Перспективы для наступления Керенского против немецкого фронта и теперь едва ли лучше, чем прежде. Хотя и переведены на запад хорошие немецкие дивизионы, но и оставшихся достаточно, чтобы выдержать русский удар. Этот натиск не будет длительным штурмом, как в 1917 году. Для этого у противника нет сил. Многочисленные русские проповедники свободы проходят, грабя, в тылу армии или направляются на родину. И хорошие элементы покидают фронт, озабоченные, ввиду угрожающей внутренней политической катастрофы, участью своих близких и своего имущества.
Очень серьезным является положение на австро-венгерском фронте. Можно опасаться, что там и теперь, как в 1916 году, русский натиск будет направлен на слабые места. Более чем вероятно, что Керенский осведомлен об них так же, как и мы. Уже весной один представитель союзных сил нарисовал нам очень серьезную картину тамошних условий. Его общее впечатление, что «большинство австрийско-славянских войск теперь окажет еще меньше сопротивления, чем в 1916 году», потому что они, как и русские войска, подверглись политическому разложению.
Те же сведения перебежчиков были положены в основу и военного плана Керенского, а именно: местные наступления против немцев, чтобы связать их, массовый удар против австрийцев. Так и случилось.

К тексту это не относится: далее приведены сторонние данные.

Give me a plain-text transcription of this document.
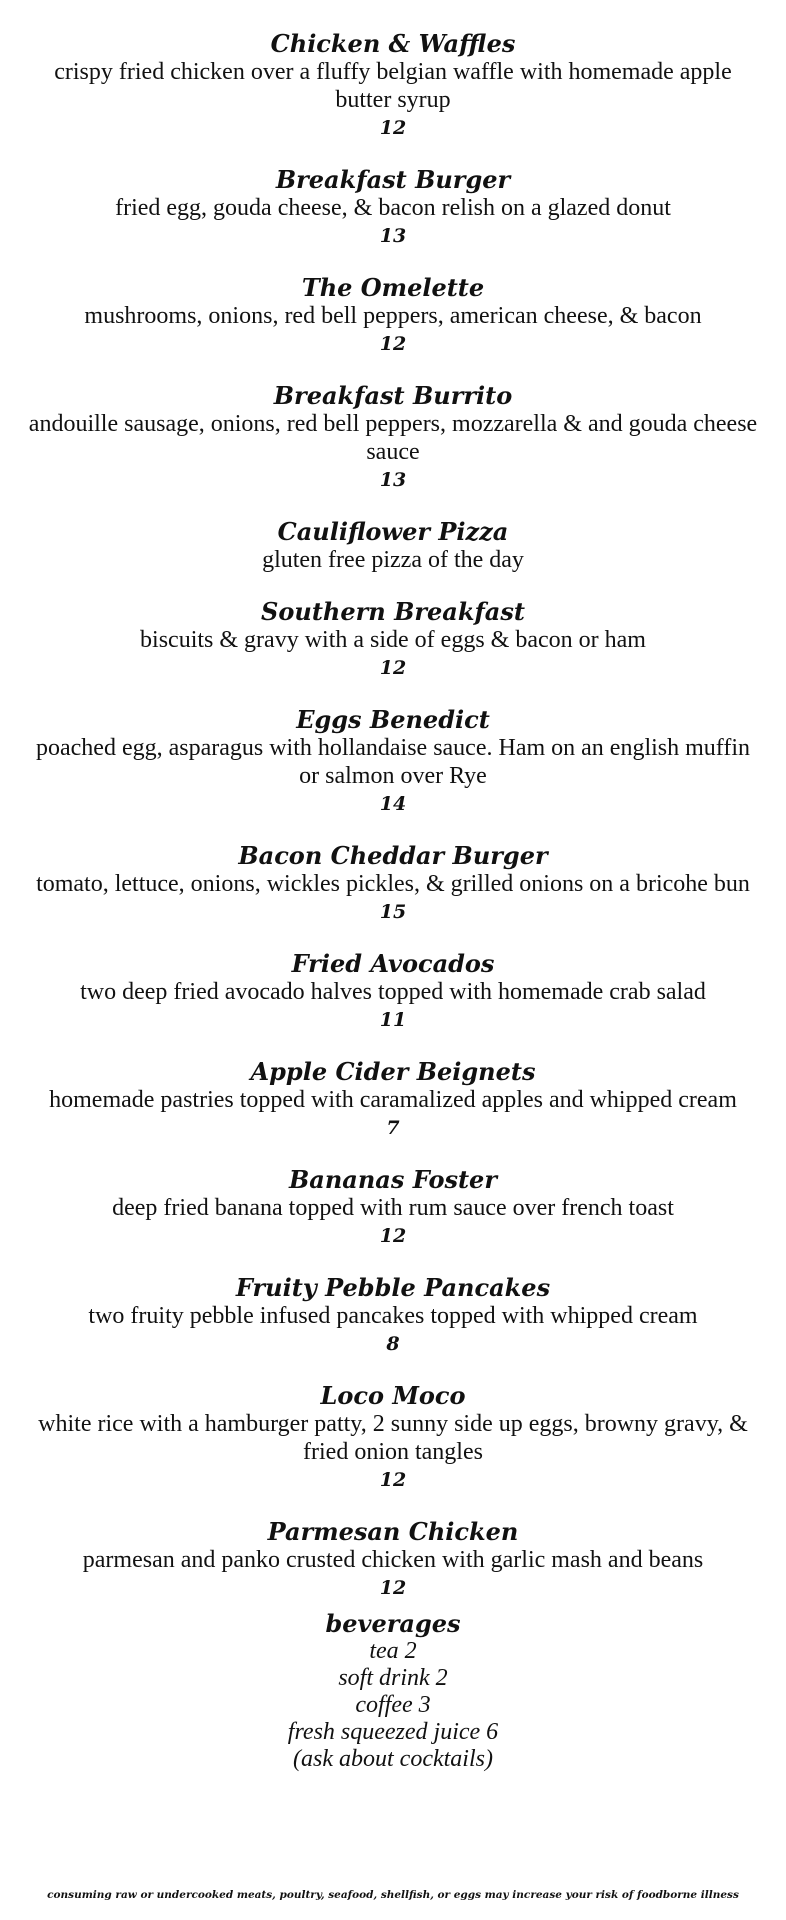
Chicken & Waffles
crispy fried chicken over a fluffy belgian waffle with homemade apple butter syrup
12
Breakfast Burger
fried egg, gouda cheese, & bacon relish on a glazed donut
13
The Omelette
mushrooms, onions, red bell peppers, american cheese, & bacon
12
Breakfast Burrito
andouille sausage, onions, red bell peppers, mozzarella & and gouda cheese sauce
13
Cauliflower Pizza
gluten free pizza of the day
Southern Breakfast
biscuits & gravy with a side of eggs & bacon or ham
12
Eggs Benedict
poached egg, asparagus with hollandaise sauce. Ham on an english muffin or salmon over Rye
14
Bacon Cheddar Burger
tomato, lettuce, onions, wickles pickles, & grilled onions on a bricohe bun
15
Fried Avocados
two deep fried avocado halves topped with homemade crab salad
11
Apple Cider Beignets
homemade pastries topped with caramalized apples and whipped cream
7
Bananas Foster
deep fried banana topped with rum sauce over french toast
12
Fruity Pebble Pancakes
two fruity pebble infused pancakes topped with whipped cream
8
Loco Moco
white rice with a hamburger patty, 2 sunny side up eggs, browny gravy, & fried onion tangles
12
Parmesan Chicken
parmesan and panko crusted chicken with garlic mash and beans
12
beverages
tea 2
soft drink 2
coffee 3
fresh squeezed juice 6
(ask about cocktails)
consuming raw or undercooked meats, poultry, seafood, shellfish, or eggs may increase your risk of foodborne illness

У Риги, Двинска и Сморгони русские нападают на немецкие позиции и отбрасываются немцами. Стена в Галиции не колеблется только там, где австро-венгерские войска соединены с немецкими. Наоборот, австро-славянская стена у Станиславова падает при первом наступлении Керенского. Но войска Керенского — это не войска Брусилова. Только год прошел со времени последнего наступления, но это был год тяжелых потерь и глубокого разложения русской армии. Поэтому русское наступление у Станиславова, несмотря на благоприятные перспективы, удается не вполне.